Toutefois, selon l’article 514-1 du même code, le juge peut écarter l’exécution provisoire de droit, en tout ou partie, s’il estime qu’elle est incompatible avec la nature de l’affaire. Il statue, d’office ou à la demande d’une partie, par décision spécialement motivée.

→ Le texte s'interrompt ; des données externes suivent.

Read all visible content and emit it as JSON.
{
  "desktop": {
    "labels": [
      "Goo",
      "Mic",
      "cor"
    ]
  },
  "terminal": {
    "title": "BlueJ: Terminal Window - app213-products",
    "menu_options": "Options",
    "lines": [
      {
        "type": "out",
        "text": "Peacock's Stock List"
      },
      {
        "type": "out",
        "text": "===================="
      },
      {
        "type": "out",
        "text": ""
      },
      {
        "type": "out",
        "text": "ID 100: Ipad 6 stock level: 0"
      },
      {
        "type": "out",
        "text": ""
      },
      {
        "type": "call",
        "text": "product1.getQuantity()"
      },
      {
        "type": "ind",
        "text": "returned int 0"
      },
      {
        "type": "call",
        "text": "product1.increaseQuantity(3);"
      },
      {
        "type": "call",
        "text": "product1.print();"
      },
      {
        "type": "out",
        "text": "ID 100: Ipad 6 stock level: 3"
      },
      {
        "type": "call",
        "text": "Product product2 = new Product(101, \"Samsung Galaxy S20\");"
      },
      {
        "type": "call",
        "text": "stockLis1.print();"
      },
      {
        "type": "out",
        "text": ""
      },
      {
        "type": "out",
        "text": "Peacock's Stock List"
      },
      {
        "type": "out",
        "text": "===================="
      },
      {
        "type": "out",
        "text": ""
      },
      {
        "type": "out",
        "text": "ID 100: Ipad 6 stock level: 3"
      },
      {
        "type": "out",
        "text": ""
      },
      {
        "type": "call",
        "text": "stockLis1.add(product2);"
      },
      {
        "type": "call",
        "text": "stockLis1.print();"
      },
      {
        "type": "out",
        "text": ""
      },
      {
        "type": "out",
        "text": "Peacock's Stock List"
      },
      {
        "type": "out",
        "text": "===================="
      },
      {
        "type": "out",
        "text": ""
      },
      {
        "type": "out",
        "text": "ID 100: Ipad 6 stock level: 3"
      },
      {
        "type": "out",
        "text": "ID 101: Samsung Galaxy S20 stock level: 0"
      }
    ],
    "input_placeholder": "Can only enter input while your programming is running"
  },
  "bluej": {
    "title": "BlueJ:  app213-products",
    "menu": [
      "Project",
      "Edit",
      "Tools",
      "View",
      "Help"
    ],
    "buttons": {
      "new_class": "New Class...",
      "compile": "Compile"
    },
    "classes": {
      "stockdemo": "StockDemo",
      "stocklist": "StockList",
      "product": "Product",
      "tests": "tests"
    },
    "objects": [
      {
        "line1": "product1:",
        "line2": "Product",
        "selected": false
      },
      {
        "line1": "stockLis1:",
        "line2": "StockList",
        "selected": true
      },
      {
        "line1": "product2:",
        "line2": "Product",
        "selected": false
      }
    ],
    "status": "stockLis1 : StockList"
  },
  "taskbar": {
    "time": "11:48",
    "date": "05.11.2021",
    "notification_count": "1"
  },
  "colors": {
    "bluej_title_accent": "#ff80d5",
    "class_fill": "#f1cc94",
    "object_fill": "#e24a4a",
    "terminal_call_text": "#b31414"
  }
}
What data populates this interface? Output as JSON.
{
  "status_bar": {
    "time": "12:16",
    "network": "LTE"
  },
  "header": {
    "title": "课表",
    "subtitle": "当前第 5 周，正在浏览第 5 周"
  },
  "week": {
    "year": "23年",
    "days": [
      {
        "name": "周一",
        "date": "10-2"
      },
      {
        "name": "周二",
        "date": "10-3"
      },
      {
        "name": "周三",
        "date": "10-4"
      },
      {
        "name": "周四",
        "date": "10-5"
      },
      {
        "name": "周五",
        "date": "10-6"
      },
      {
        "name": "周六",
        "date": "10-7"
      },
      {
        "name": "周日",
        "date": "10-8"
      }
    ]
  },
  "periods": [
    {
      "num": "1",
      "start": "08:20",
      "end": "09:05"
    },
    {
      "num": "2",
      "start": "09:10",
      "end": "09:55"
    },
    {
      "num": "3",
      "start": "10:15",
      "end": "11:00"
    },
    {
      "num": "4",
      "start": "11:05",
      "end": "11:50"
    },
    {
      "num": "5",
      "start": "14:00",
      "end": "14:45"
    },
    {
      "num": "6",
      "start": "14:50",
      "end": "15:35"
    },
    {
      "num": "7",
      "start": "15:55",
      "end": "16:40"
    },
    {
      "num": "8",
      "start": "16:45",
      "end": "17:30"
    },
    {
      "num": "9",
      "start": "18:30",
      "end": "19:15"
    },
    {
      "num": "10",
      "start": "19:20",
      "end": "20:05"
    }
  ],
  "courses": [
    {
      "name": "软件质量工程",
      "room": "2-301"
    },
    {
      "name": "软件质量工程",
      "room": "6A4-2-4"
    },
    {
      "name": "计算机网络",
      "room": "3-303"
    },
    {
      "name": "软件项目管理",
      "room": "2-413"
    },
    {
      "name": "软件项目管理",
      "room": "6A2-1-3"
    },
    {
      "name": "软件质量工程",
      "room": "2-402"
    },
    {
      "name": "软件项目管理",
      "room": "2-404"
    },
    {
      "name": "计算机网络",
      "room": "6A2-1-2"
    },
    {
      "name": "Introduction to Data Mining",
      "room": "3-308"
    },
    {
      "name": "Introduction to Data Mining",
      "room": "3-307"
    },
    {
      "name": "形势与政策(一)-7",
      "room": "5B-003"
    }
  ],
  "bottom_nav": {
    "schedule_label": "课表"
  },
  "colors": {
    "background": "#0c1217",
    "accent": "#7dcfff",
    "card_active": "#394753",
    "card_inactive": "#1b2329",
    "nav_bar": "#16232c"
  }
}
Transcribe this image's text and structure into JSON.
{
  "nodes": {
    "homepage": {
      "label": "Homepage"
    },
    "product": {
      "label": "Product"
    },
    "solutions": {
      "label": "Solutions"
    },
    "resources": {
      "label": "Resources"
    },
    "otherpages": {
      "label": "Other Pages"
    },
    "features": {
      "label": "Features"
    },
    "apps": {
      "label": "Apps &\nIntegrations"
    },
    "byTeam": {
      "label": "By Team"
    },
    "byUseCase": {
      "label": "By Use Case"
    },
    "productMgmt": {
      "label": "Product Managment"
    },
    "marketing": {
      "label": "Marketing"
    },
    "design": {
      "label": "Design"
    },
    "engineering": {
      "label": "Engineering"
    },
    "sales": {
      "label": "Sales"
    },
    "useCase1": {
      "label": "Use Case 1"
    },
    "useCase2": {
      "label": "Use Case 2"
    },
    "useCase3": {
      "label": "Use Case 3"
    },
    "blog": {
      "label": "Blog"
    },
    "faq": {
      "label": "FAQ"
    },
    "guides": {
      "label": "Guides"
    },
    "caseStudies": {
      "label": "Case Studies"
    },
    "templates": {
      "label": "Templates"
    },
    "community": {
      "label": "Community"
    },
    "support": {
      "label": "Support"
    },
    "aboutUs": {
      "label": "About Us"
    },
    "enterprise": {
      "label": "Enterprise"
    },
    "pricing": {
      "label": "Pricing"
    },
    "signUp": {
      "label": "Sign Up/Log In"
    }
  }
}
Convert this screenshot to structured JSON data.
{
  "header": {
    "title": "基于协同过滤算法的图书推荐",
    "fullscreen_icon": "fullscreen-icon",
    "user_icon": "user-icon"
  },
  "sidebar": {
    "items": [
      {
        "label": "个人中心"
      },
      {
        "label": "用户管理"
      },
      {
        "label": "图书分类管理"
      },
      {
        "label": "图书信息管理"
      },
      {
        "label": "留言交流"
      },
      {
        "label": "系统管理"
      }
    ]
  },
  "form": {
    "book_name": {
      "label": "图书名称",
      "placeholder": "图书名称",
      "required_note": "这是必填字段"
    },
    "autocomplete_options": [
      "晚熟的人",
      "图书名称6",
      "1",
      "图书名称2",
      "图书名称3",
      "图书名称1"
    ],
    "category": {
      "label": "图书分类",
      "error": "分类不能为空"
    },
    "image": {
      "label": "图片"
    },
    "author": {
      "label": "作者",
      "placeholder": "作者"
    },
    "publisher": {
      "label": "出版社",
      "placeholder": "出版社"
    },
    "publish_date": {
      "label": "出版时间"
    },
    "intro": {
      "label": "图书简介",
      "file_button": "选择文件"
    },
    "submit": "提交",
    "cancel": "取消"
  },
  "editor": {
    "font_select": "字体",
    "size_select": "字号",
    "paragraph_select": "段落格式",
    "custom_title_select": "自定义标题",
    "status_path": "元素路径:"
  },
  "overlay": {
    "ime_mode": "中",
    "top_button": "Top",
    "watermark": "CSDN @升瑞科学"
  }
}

En l’espèce, il n’y a pas lieu d’écarter l’exécution provisoire de la présente décision.
PAR CES MOTIFS,
Le juge des contentieux de la protection, statuant après débats publics, par jugement mis à disposition au greffe, réputé contradictoire et en premier ressort,
CONSTATE que la société par actions simplifiée ACTION LOGEMENT SERVICES est subrogée dans les droits et actions de M. [H] [D],
CONSTATE que le contrat conclu le 1er avril 2022 entre M. [H] [D] (bailleur), d’une part, et M. [G] [F] et Mme [E] [Z] (locataires), d’autre part, concernant le logement meublé au [Adresse 5] à [Localité 7] est résilié depuis le 17 juillet 2024 ;
ORDONNE à M. [G] [F] et Mme [E] [Z] de libérer de leur personne, de leurs biens, ainsi que de tous occupants de leur chef, le logement meublé situé au [Adresse 5] à [Localité 7] ainsi que, le cas échéant, tous les lieux loués accessoirement au logement ;
DIT qu’à défaut de libération volontaire, il pourra être procédé à leur expulsion et à celle de tous occupants de leur chef avec l’assistance de la force publique ;
DIT que le sort des meubles sera régi conformément aux dispositions des articles L. 433-1 et L. 433-2 du code des procédures civiles d’exécution ;
RAPPELLE que l’expulsion ne pourra avoir lieu qu’hors période hivernale et à l’expiration d’un délai de deux mois suivant la délivrance d’un commandement d’avoir à libérer les lieux ;
CONDAMNE in solidum le temps de leur occupation commune M. [G] [F] et Mme [E] [Z] à payer à la société par actions simplifiée ACTION LOGEMENT SERVICES une indemnité d’occupation mensuelle égale au loyer et aux charges qui auraient été dus en cas de poursuite du bail, soit 450,00 euros (quatre cent cinquante euros) par mois, dès lors que le paiement par la société ACTION LOGEMENT SERVICES à M. [H] [D] sera justifié par une quittance subrogative ;
DIT que cette indemnité d’occupation, qui se substitue au loyer dès le 17 juillet 2024, est payable dans les mêmes conditions que l’étaient le loyer et les charges, jusqu’à libération effective des lieux et remise des clés à la bailleresse ou à son mandataire ;
CONDAMNE conjointement M. [G] [F] et Mme [E] [Z] à payer à la société par actions simplifiée ACTION LOGEMENT SERVICES la somme de 1800,00 euros (mille huit cents euros) au titre de l’arriéré locatif (loyers, charges et indemnités d’occupation) arrêté au 7 janvier 2025, avec intérêts au taux légal à compter du 16 mai 2024 sur la somme de 900 euros (neuf cents euros), à compter du 15 octobre 2024, sur la somme de 450,00 euros (quatre cent cinquante euros), et à compter de la présente décision pour le surplus ;
DÉBOUTE la société ACTION LOGEMENT SERVICES de sa demande au titre de l’article 700 du code de procédure civile ;
CONDAMNE in solidum M. [G] [F] et Mme [E] [Z] aux dépens comprenant notamment le coût du commandement de payer du 16 mai 2024, de la notification à la CCAPEX et celui de l’assignation du 15 octobre 2024 et de la notification à la préfecture ;
Ainsi jugé par mise à disposition au greffe le 6 mars 2025, et signé par le juge et la greffière susnommés.